Dr. Keshawa Shukla from the College of Engineering at Texas A&M University published a proceedings paper, “A New Transient Model for Predicting Cooling Temperature and Cooldown Time of a Subsea Pipe-in-Pipe Flowline System Transporting Waxy Hydrocarbons” following the American Society of Mechanical Engineers 2021 International Conference on Offshore Mechanics and Arctic Engineering.
A professor of the practice in the Department of Multidisciplinary Engineering, Shukla’s paper works to understand and predict cooling temperatures and cooldown times of subsea systems that transport hydrocarbons.
Subsea production systems are wells found on the sea floor used to extract and transport petroleum, consisting of waxy hydrocarbons, from deep-water oil fields. While subsea systems make it easier to extract from previously unreachable deep waters, they are incredibly complex and require high maintenance. It’s not uncommon for these systems to be shut down for several days or weeks due to emergencies while the well is “shut-in” and closed off so that it stops producing.
During a shutdown, the subsea pipeline system, which typically operates at temperatures as high as 100 degrees Celsius, will eventually cool down to match the surrounding ambient sea water. However, this change in temperature also means that the remaining materials inside the pipeline system will cool and harden, quickly leading to a buildup of hydrocarbon wax and clogging the system.
“This cooling temperature may lead to solid wax deposition that can clog the pipeline systems and thus cause a loss of hydrocarbon production,” said Shukla. “In order to prevent the wax buildup, the pipeline system should have adequate thermal insulation to help retain heat during the cooldown time. Then, the operator can take active measures to shut down the system before the fluid temperature approaches the wax temperature.”
To help combat this issue, Shukla developed an analytical transient thermal model to better determine the cooling temperature and cooldown time for emergency shut-ins in subsea systems.

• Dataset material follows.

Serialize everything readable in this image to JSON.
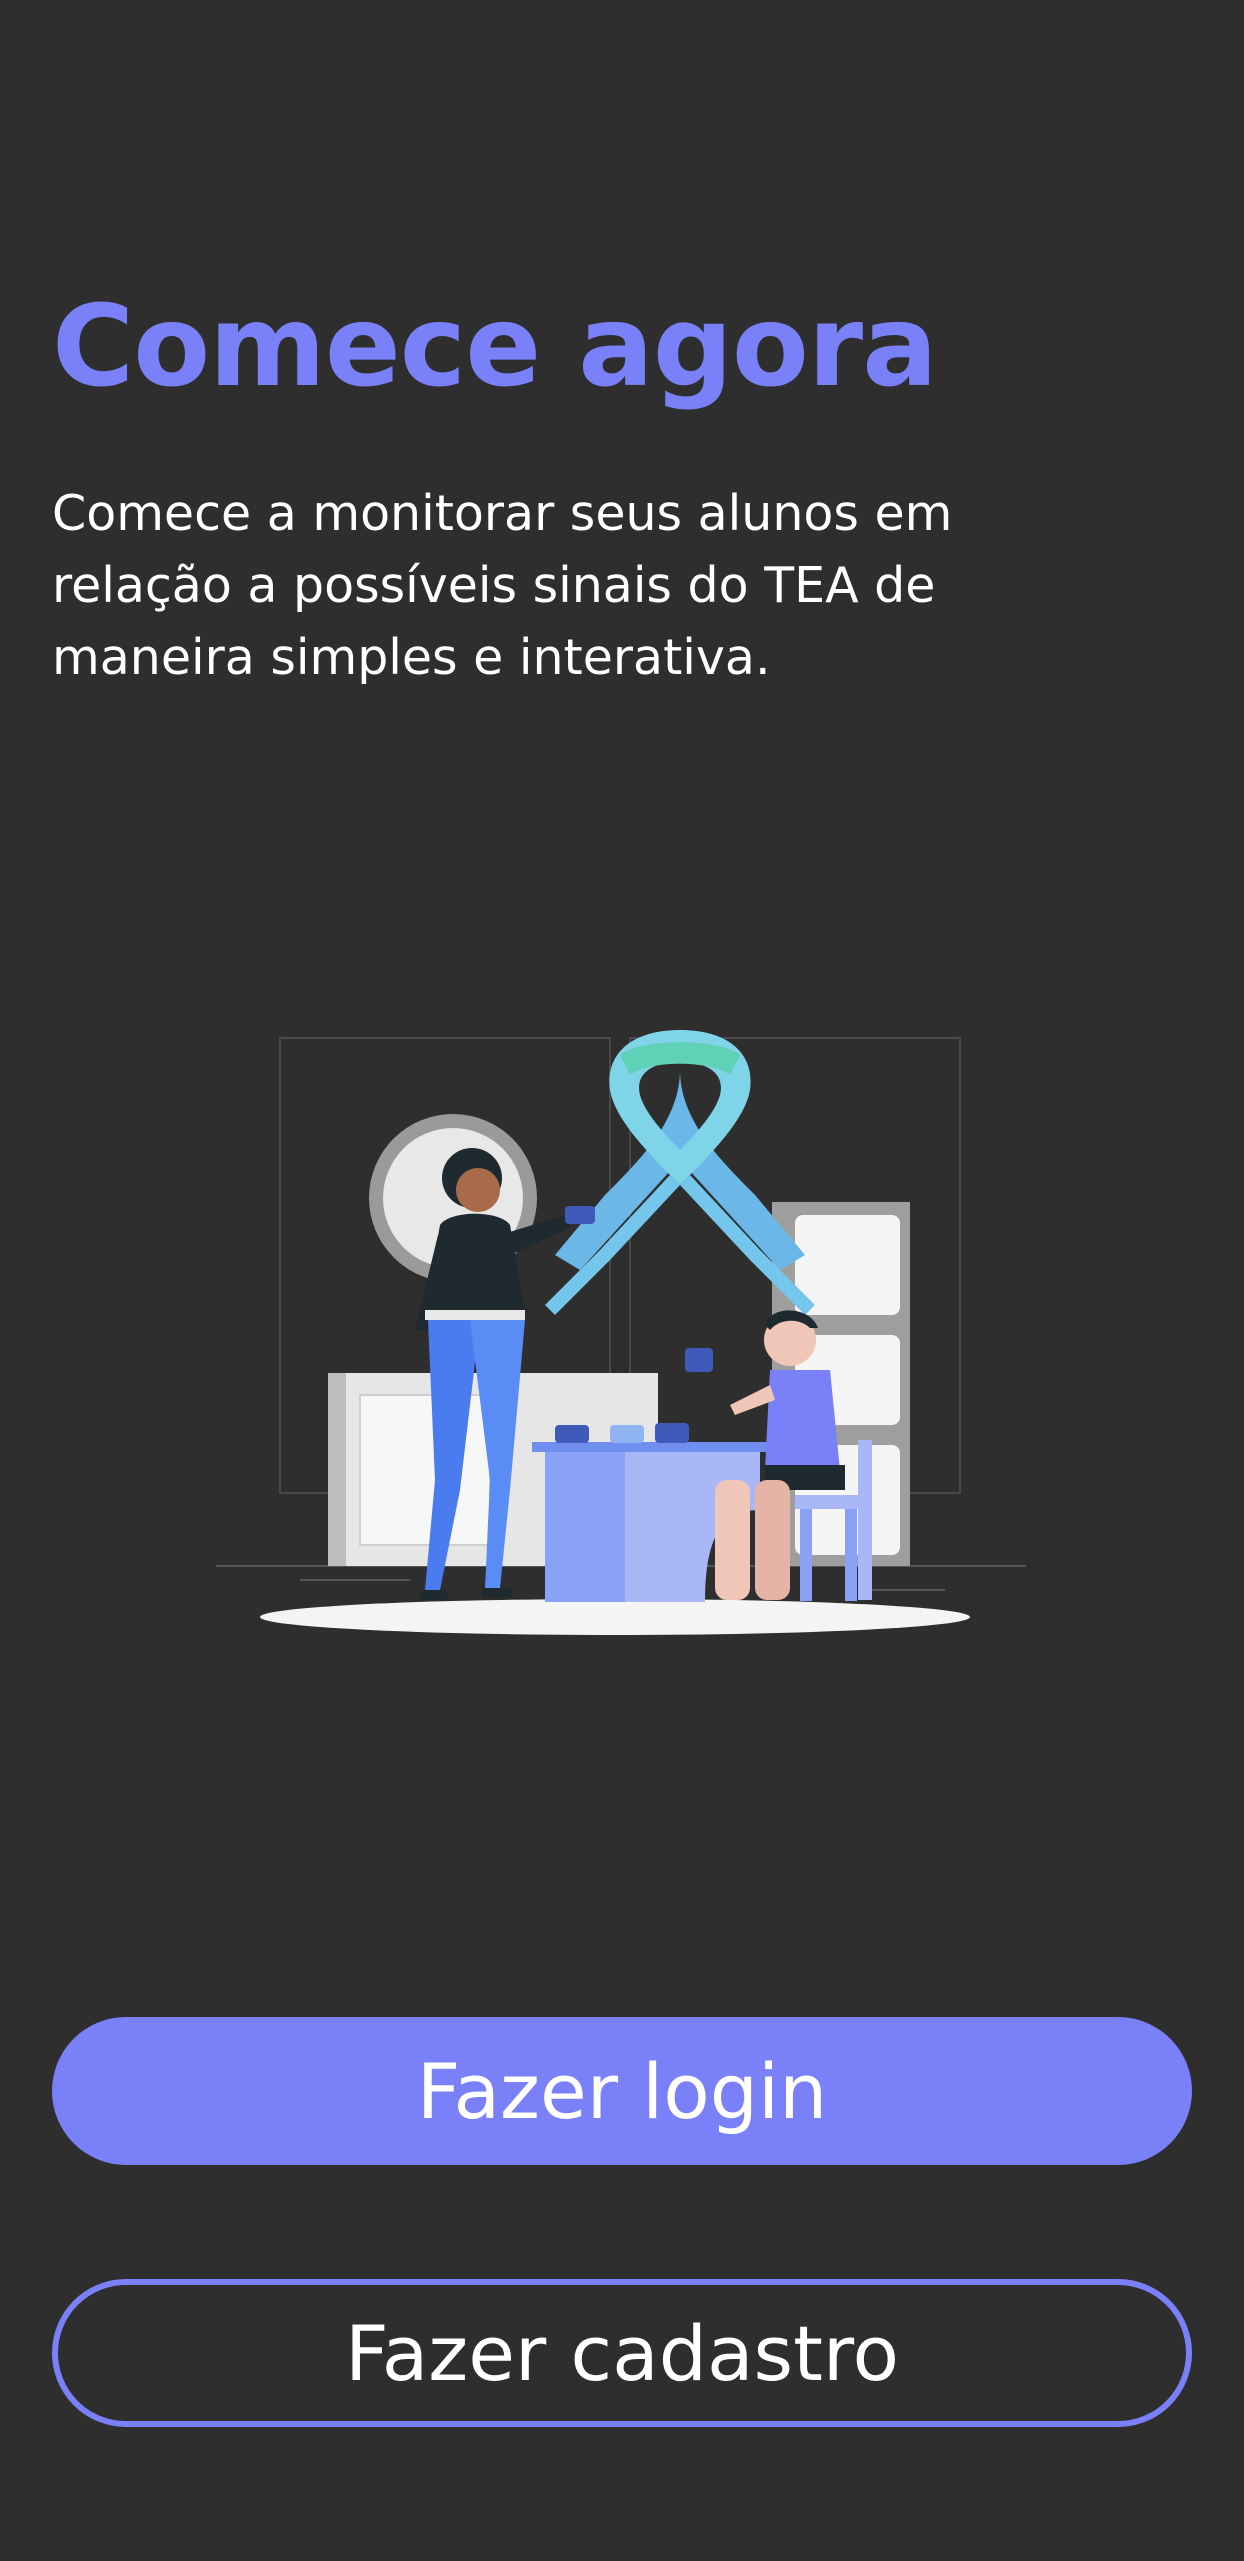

“The analytical model builds upon an inhomogeneous transient method incorporating an internal temperature gradient,” said Shukla. “The intention of this work was to develop a simple model based on rigorous thermodynamics and heat transfer. This approach takes care of the transition of heat to create stable and steady temperatures during shut-in operations.”
This is the first time a method such as this one has been applied to the pipe-in-pipe flowline systems for deep water applications, and the model can be applied to any subsea deep-water applications.
Shukla’s analytical model has the potential to optimize dry insulation and cooldown time requirements for pipe-in-pipe configurations, which could lead to more efficient and economical subsea environments both for engineering and operator companies.